Suspended in gradients of night sky or among cumulus clouds, the military planes depicted in Give Up The Ghost are twisted, warped, and deconstructed, their bodies at once hyper-technically rendered and strangely animalistic. These supersonic jets—icons of power and strength—have contracted and expanded, as if rendered fragile and flaccid by the speed, pressure, and heat of the atmosphere. The five canvases on view, which measure over eight feet tall and six feet wide, loom before the viewer, their subjects scaled to evoke the sight of a plane passing overhead. The jets remain identifiable as such despite the artist’s alterations—clinging to realism, lest we drift too far into rapture.

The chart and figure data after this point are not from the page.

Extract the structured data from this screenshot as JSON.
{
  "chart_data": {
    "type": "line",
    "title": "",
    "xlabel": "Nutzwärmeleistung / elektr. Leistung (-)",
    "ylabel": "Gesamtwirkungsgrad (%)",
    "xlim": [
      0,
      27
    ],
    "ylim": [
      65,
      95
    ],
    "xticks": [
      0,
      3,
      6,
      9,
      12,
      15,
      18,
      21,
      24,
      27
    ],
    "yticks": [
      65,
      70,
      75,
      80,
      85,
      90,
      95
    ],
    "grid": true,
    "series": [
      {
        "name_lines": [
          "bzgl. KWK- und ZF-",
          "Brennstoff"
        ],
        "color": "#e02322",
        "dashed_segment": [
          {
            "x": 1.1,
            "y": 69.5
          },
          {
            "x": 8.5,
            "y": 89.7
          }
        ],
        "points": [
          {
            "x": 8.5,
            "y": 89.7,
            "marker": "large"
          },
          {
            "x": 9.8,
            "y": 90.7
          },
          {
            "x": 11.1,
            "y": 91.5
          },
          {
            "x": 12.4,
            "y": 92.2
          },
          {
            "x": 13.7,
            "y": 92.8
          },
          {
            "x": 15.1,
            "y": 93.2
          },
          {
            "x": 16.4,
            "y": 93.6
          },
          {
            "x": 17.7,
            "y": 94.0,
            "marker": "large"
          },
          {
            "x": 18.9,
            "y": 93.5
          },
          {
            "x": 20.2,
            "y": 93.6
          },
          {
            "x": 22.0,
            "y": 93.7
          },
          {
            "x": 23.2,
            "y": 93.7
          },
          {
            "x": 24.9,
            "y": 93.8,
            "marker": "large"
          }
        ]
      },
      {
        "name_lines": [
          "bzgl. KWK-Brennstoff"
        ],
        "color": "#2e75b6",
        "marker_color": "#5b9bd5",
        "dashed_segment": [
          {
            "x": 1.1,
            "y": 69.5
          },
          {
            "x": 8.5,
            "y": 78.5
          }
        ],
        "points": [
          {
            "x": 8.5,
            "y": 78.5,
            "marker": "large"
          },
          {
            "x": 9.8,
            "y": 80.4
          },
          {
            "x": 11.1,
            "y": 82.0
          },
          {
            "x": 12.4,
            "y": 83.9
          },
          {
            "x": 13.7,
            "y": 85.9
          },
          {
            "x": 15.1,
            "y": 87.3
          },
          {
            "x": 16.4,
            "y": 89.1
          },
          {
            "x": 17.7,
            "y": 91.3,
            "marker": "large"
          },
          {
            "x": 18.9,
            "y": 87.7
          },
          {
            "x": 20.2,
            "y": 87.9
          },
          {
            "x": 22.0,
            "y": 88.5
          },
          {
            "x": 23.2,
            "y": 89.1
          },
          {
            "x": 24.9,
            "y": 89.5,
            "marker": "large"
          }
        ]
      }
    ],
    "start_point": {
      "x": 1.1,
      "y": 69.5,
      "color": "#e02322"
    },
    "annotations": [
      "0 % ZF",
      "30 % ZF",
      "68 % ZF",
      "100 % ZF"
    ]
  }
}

Abstracted, devoid of any identifiable landscapes, Marcus’s planes appear at once to defy gravity and threaten to fall out of the sky. Here, the sublime beauty and awe of these gleaming machines is in tension with a palpably menacing atmosphere

through April 27, 2024

Jess Valice

Almine Rech New York

On the face of things, stoicism can look a lot like exhaustion. In fact, fatigue, with all its causes and variations, may be our modern-day version of stoicism. Or so we may surmise from spending time with Jess Valice’s portraits: the straight-ahead stare of large hooded eyes, the small tightly-closed mouths, and the massive yet contorted solidity of her figures convey both determination and resignation, poise and detachment. These figures remain resolutely silent in the face of any pain we may imagine them suffering—and we know, everybody hurts. 

through April 20, 2024

Marcel Alcalá

Marlborough New York

In their paintings and drawings, Marcel Alcalá—a Mexican American born and raised in Santa Ana, CA—employs a folk style and bright palette, conjuring scenes that straddle fantasy and reality, humor and tragedy. The exhibition’s title, Gallo Gallina, refers to roosters who are born with feminine plumage and are used in cockfighting against their masculine-looking counterparts. In time, the phrase has assumed other connotations, used either as a homophobic slur or to describe a person who looks the opposite of their gender assigned at birth. While several paintings in the exhibition depict the actual roosters, Alcalá uses both the literal and connotative meanings of Gallo Gallina to explore themes of spiritualism and masking, threads which run predominantly throughout the artist’s practice. Drawing on surrealist and impressionist styles, Alcalá’s compositions are at once highly personal yet laden with symbols that allude more broadly to Mexican history, life in Los Angeles, and the queer experience.